Security and Policy Controls
SenseNova‑MARS is built with security in mind. The model can be wrapped in a policy engine that checks every action before it is executed. This is similar to the Virtue AI AgentSuite, which offers a multi‑layer security platform for enterprise AI agents. By combining SenseNova‑MARS with a policy layer, you can:
- Prevent unauthorized API calls – the agent can only call APIs that you whitelist.
- Log every action – keep a record of what the agent did for audit purposes.
- Enforce data residency – ensure that data never leaves a specified geographic region.
These controls make SenseNova‑MARS suitable for regulated industries like finance and healthcare.

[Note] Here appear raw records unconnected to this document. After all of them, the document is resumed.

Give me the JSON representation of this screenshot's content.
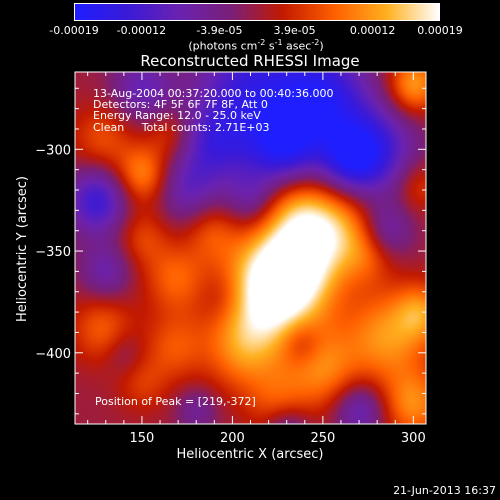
{
  "colorbar": {
    "ticks": [
      "-0.00019",
      "-0.00012",
      "-3.9e-05",
      "3.9e-05",
      "0.00012",
      "0.00019"
    ],
    "units_prefix": "(photons cm",
    "units_exp1": "-2",
    "units_mid": " s",
    "units_exp2": "-1",
    "units_mid2": " asec",
    "units_exp3": "-2",
    "units_suffix": ")",
    "colors": [
      "#1e1eff",
      "#3a1ad8",
      "#6a22b0",
      "#7a1f78",
      "#c21a00",
      "#ff6000",
      "#ffb020",
      "#ffffff"
    ]
  },
  "footer": {
    "timestamp": "21-Jun-2013 16:37"
  },
  "chart_data": {
    "type": "heatmap",
    "title": "Reconstructed RHESSI Image",
    "xlabel": "Heliocentric X (arcsec)",
    "ylabel": "Heliocentric Y (arcsec)",
    "xlim": [
      113,
      307
    ],
    "ylim": [
      -435,
      -262
    ],
    "xticks": [
      150,
      200,
      250,
      300
    ],
    "yticks": [
      -300,
      -350,
      -400
    ],
    "annotations": [
      "13-Aug-2004 00:37:20.000 to 00:40:36.000",
      "Detectors: 4F 5F 6F 7F 8F, Att 0",
      "Energy Range: 12.0 - 25.0 keV",
      "Clean     Total counts: 2.71E+03"
    ],
    "peak_label": "Position of Peak = [219,-372]",
    "value_range": [
      -0.00019,
      0.00019
    ],
    "peak": [
      219,
      -372
    ],
    "blobs": [
      {
        "x": 219,
        "y": -372,
        "v": 1.0,
        "s": 20
      },
      {
        "x": 236,
        "y": -355,
        "v": 0.85,
        "s": 17
      },
      {
        "x": 258,
        "y": -338,
        "v": 0.55,
        "s": 14
      },
      {
        "x": 236,
        "y": -328,
        "v": 0.45,
        "s": 13
      },
      {
        "x": 285,
        "y": -392,
        "v": 0.6,
        "s": 16
      },
      {
        "x": 300,
        "y": -425,
        "v": 0.55,
        "s": 12
      },
      {
        "x": 304,
        "y": -380,
        "v": 0.5,
        "s": 10
      },
      {
        "x": 303,
        "y": -318,
        "v": 0.3,
        "s": 9
      },
      {
        "x": 300,
        "y": -268,
        "v": 0.65,
        "s": 10
      },
      {
        "x": 128,
        "y": -295,
        "v": 0.35,
        "s": 12
      },
      {
        "x": 150,
        "y": -312,
        "v": 0.55,
        "s": 10
      },
      {
        "x": 165,
        "y": -292,
        "v": 0.3,
        "s": 9
      },
      {
        "x": 150,
        "y": -343,
        "v": 0.3,
        "s": 10
      },
      {
        "x": 168,
        "y": -363,
        "v": 0.4,
        "s": 12
      },
      {
        "x": 188,
        "y": -340,
        "v": 0.3,
        "s": 10
      },
      {
        "x": 128,
        "y": -388,
        "v": 0.4,
        "s": 12
      },
      {
        "x": 168,
        "y": -397,
        "v": 0.35,
        "s": 12
      },
      {
        "x": 205,
        "y": -400,
        "v": 0.4,
        "s": 14
      },
      {
        "x": 250,
        "y": -408,
        "v": 0.5,
        "s": 14
      },
      {
        "x": 225,
        "y": -425,
        "v": 0.35,
        "s": 12
      },
      {
        "x": 150,
        "y": -415,
        "v": 0.25,
        "s": 10
      },
      {
        "x": 275,
        "y": -352,
        "v": 0.3,
        "s": 10
      },
      {
        "x": 210,
        "y": -270,
        "v": -0.7,
        "s": 22
      },
      {
        "x": 250,
        "y": -275,
        "v": -0.8,
        "s": 18
      },
      {
        "x": 280,
        "y": -300,
        "v": -0.6,
        "s": 16
      },
      {
        "x": 190,
        "y": -298,
        "v": -0.5,
        "s": 14
      },
      {
        "x": 228,
        "y": -300,
        "v": -0.7,
        "s": 14
      },
      {
        "x": 265,
        "y": -305,
        "v": -0.6,
        "s": 12
      },
      {
        "x": 125,
        "y": -325,
        "v": -0.7,
        "s": 12
      },
      {
        "x": 150,
        "y": -270,
        "v": -0.45,
        "s": 12
      },
      {
        "x": 175,
        "y": -320,
        "v": -0.4,
        "s": 12
      },
      {
        "x": 210,
        "y": -325,
        "v": -0.35,
        "s": 10
      },
      {
        "x": 285,
        "y": -340,
        "v": -0.4,
        "s": 10
      },
      {
        "x": 130,
        "y": -360,
        "v": -0.4,
        "s": 10
      },
      {
        "x": 195,
        "y": -372,
        "v": -0.25,
        "s": 10
      },
      {
        "x": 140,
        "y": -400,
        "v": -0.2,
        "s": 8
      },
      {
        "x": 238,
        "y": -395,
        "v": -0.3,
        "s": 8
      },
      {
        "x": 270,
        "y": -428,
        "v": -0.5,
        "s": 10
      },
      {
        "x": 230,
        "y": -438,
        "v": -0.45,
        "s": 9
      },
      {
        "x": 180,
        "y": -428,
        "v": -0.3,
        "s": 8
      }
    ]
  }
}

Getting Started with SenseNova‑MARS
-
Download the Model
Visit the official GitHub repository and clone the repo. The weights are available under an Apache‑2.0 license. -
Set Up Your Environment
Install PyTorch 2.0 or TensorFlow 2.12, depending on your preference. The repo includes a Dockerfile for quick setup. -
Fine‑Tune on Your Data
Use the provided scripts to fine‑tune the 8 B or 32 B model on your own dataset. The training code supports distributed training across multiple GPUs. -
Wrap with a Policy Engine
Integrate the model with a policy engine like Virtue AI AgentSuite or build your own. The policy engine sits between the model and the external world. -
Deploy
Deploy the agent as a microservice behind an API gateway. You can also embed it in a desktop app or a mobile app using ONNX or TensorRT.
For more details, check out the official documentation on the GitHub page or visit the Neura AI product overview at https://meetneura.ai/products for related tools that can help you build AI workflows.
Community and Ecosystem
SenseNova‑MARS has already sparked a vibrant community. Developers are sharing fine‑tuned checkpoints, building new agents, and contributing to the codebase. The open‑source nature means you can fork the repo, add new features, or propose improvements via pull requests.
If you’re interested in seeing how SenseNova‑MARS can be used in real projects, look at the case studies on the Neura AI blog: https://blog.meetneura.ai/#case-studies. These stories show how companies have used agentic VLMs to automate tasks, improve customer support, and accelerate research.
Future Outlook
The release of SenseNova‑MARS opens up many possibilities:
- Cross‑Modal Reasoning – combining text, image, and audio in a single agent.
- Long‑Term Memory – giving agents the ability to remember past interactions over weeks or months.
- Federated Learning – training the model on data that never leaves the user’s device.
SenseTime is already working on a 64 B version that will push the limits of reasoning further. Meanwhile, the open‑source community is experimenting with new training objectives and policy frameworks.
Conclusion
SenseNova‑MARS is a milestone in the world of AI. It brings together a powerful hybrid architecture, agentic reasoning, and open‑source accessibility. Whether you’re building an enterprise automation tool, a research prototype, or a creative assistant, SenseNova‑MARS gives you the flexibility to create agents that can see, think, and act responsibly.
If you’re ready to dive into the future of autonomous AI, download SenseNova‑MARS today and start building the next generation of intelligent agents.